The Trump administration has separated more than 900 migrant children from their parents at the southern border by exploiting a legal loophole in a preliminary court injunction intended to speed up the reunification of families, according to a court motion filed by the American Civil Liberties Union.
In a 218-page motion filed Tuesday in U.S. District Court in Southern California, ACLU attorneys contend the administration has removed numerous children, including babies, from their mothers and fathers based on offenses as minor as traffic violations and misdemeanor charges dating back more than two decades.
"The government is systematically separating large numbers of families based on minor criminal history, highly dubious allegations of unfitness, and errors in identifying bona fide parent-child relationships," the ACLU's motion reads. "Hundreds of children, some literally just babies, are being irreparably damaged because their parent may have committed a minor offense in the past, even a traffic offense."
In June 2018, Judge Dana Sabraw of the U.S. District Court in San Diego issued a preliminary injunction that was supposed to halt most instances of migrant parents and children being separated after crossing the border from Mexico and being detained and prosecuted under the Trump administration's "zero tolerance" policy.
Sabraw stated that his ruling was meant to "expedite the immediate reunification of the bulk of the separated families."
But the ACLU claims the order left a loophole by allowing the government to continue separating children from parents who are found unfit or have criminal histories.
Since the injunction did not specifically spell out what it meant by "criminal history," the government, according to the ACLU motion, is using "any criminal history, no matter how minor" to separate parents and children.
"The administration must not be allowed to circumvent the court order over infractions like minor traffic violations," Lee Gelernt, the ACLU attorney who filed the motion, said in a statement.
Gelernt called the Trump administration's practice a "cruel and illegal policy."
A spokesperson for the U.S. Customs and Border Protection (CBP) and the Department of Homeland Security declined to comment, citing the ongoing litigation.
Mark Morgan, the newly-appointed acting CBP chief, testified at the Senate Homeland Security Committee on Tuesday, saying, "The demonizing of law enforcement professionals must stop."
Morgan slammed reports from a recent fact-finding trip to the Southern border by House Democrats as "simply not true."
"The men and women of the CBP are not running concentration camps, making those in custody drink from toilets, nor denying them access to toothbrushes," Morgan said, referring to allegations made by the House Democrats who journeyed to the border. "It's unjust and does nothing to bring us closer to resolving one of the most divisive issues that we face in our country."
In the motion, the ACLU attorneys asked the court to hold a hearing "as soon as practicable," saying the situation at the border has "reached a critical juncture."
The ACLU attorneys asked the court to make clear that the Trump administration "may not separate based on criminal history regardless of the severity of that history" nor can it separate families without a concrete assessment of a parent's fitness.
The ACLU's motion contends that from June 28, 2018, the day Sabraw issued the preliminary injunction, through June 29, 2019, the government separated 911 children, including babies and toddlers, from their parents.

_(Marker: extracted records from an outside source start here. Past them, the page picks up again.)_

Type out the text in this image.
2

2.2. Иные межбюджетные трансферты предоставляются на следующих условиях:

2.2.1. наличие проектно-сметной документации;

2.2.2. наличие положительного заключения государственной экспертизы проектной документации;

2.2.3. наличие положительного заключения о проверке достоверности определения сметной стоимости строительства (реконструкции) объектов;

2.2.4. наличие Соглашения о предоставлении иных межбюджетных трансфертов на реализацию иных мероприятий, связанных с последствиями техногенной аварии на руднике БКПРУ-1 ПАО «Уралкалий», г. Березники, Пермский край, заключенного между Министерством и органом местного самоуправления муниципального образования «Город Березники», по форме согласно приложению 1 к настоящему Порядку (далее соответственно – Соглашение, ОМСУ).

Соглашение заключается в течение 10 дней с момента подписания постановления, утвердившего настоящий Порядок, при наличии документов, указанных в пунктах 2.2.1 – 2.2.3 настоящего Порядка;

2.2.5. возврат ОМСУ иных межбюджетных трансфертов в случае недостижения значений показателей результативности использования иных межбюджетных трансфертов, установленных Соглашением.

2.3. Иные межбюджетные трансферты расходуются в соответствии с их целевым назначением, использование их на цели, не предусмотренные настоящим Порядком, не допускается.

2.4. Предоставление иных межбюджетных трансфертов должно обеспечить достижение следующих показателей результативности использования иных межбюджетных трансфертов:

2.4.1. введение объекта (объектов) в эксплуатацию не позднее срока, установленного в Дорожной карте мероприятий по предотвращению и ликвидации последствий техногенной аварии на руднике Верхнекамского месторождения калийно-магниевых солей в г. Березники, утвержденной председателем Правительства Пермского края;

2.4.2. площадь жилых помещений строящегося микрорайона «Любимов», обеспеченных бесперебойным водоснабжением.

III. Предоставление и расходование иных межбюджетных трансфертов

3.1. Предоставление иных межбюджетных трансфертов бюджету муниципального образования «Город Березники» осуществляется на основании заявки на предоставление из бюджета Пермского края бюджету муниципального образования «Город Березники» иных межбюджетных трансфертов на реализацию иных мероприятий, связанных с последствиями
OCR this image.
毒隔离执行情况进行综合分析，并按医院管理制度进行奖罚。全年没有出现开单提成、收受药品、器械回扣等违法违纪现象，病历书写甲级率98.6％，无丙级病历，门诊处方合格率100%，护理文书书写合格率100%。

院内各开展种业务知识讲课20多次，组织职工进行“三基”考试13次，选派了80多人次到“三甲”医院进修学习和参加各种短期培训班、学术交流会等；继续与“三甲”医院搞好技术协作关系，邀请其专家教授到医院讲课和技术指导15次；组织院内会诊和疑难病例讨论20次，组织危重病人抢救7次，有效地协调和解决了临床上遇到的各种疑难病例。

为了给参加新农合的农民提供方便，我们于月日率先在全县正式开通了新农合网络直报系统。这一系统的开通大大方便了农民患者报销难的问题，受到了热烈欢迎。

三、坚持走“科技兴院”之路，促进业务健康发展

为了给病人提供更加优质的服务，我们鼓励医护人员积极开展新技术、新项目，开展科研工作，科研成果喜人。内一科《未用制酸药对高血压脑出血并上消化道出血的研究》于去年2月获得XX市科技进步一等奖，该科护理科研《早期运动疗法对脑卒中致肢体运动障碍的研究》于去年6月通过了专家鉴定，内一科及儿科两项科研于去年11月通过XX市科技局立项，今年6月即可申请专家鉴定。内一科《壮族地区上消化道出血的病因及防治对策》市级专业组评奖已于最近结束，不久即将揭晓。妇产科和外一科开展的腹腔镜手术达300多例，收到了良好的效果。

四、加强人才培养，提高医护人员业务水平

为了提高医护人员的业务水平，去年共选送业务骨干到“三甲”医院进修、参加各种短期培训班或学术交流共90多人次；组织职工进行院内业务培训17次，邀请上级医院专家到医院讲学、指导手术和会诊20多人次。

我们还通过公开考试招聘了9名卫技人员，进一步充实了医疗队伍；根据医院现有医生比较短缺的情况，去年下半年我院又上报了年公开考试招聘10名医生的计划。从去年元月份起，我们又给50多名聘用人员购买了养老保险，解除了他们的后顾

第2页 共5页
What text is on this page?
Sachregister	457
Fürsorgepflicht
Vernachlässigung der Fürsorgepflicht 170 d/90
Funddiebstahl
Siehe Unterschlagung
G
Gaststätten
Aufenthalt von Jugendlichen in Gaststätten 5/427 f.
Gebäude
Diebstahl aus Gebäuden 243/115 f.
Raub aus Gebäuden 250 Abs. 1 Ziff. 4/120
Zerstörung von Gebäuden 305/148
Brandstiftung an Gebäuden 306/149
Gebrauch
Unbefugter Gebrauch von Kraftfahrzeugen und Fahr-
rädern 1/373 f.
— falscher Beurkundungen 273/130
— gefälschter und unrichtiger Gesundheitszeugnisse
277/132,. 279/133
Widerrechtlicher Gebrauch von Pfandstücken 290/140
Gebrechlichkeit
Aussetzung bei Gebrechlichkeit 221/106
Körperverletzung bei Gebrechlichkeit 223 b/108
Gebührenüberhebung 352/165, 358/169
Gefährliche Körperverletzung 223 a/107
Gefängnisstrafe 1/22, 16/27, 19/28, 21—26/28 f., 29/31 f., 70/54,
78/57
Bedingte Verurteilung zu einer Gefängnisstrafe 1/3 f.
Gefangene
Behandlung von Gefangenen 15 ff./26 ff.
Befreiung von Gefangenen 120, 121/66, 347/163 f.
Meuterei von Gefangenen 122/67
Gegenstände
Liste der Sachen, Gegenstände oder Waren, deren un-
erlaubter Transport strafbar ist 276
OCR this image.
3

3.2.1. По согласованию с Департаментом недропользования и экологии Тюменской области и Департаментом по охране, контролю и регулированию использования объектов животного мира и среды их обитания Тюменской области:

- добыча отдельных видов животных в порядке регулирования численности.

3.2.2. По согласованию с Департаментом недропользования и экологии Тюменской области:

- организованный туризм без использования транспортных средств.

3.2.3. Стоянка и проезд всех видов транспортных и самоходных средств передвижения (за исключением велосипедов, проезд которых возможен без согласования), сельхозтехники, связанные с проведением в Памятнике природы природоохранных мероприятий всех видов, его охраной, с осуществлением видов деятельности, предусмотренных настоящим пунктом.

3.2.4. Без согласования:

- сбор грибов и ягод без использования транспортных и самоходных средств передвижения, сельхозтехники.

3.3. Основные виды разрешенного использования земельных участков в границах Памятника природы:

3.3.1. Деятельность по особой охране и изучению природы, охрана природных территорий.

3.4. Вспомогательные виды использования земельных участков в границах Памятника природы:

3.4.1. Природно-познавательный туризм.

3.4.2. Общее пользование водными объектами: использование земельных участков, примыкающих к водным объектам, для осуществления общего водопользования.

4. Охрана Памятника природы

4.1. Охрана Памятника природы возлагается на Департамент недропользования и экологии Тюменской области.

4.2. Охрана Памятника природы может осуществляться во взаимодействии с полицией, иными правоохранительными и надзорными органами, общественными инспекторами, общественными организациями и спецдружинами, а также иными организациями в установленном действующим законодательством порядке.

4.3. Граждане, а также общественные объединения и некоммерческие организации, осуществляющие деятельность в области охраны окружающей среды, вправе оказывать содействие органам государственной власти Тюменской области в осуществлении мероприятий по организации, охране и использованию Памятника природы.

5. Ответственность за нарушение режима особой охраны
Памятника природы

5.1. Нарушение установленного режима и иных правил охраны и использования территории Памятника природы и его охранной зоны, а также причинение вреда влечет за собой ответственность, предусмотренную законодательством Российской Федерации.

The group claims the average age of all separated children is 9.
Among the parents separated from their children, according to the ACLU motion, were:
-- Six parents convicted of marijuana possession.
-- One parent convicted of shoplifting and driving without a license.
-- A parent convicted on a "false police report" in a hit-and-run case 26 years ago.
-- A father convicted of "malicious destruction" of $5 worth of property.
The ACLU, according to its motion, also found that a father was separated from his three young daughters because he was diagnosed with HIV.
The government "did not explain why they believe an HIV diagnosis rendered the father dangerous to his own children," the motion reads.
In another case, a mother who broke her leg crossing the border had her child taken away while she was being treated in a hospital, according to the motion. The mother and child remained separated for 79 days until her lawyer filed a motion demanding the child's release, the motion says.
The motion also claimed that a 3-year-old girl was taken from her father because CBP agents did not believe they were related even though the father's name was on the child's birth certificate and he presented other supporting documents and took a DNA test to confirm paternity. Meanwhile, the daughter was sexually abused while in the government's care "and appears to be severely regressing in development," according to the motion.
Astrid Dominquez, director of the ACLU's Border Rights Center, told ABC News on Wednesday that the CBD is maintaining a policy of "cruelty" to discourage migrants from crossing the border.
"But these are asylum seekers," Dominquez said. "What Border Patrol is not doing is trying their best to process people and treat people in a humane way."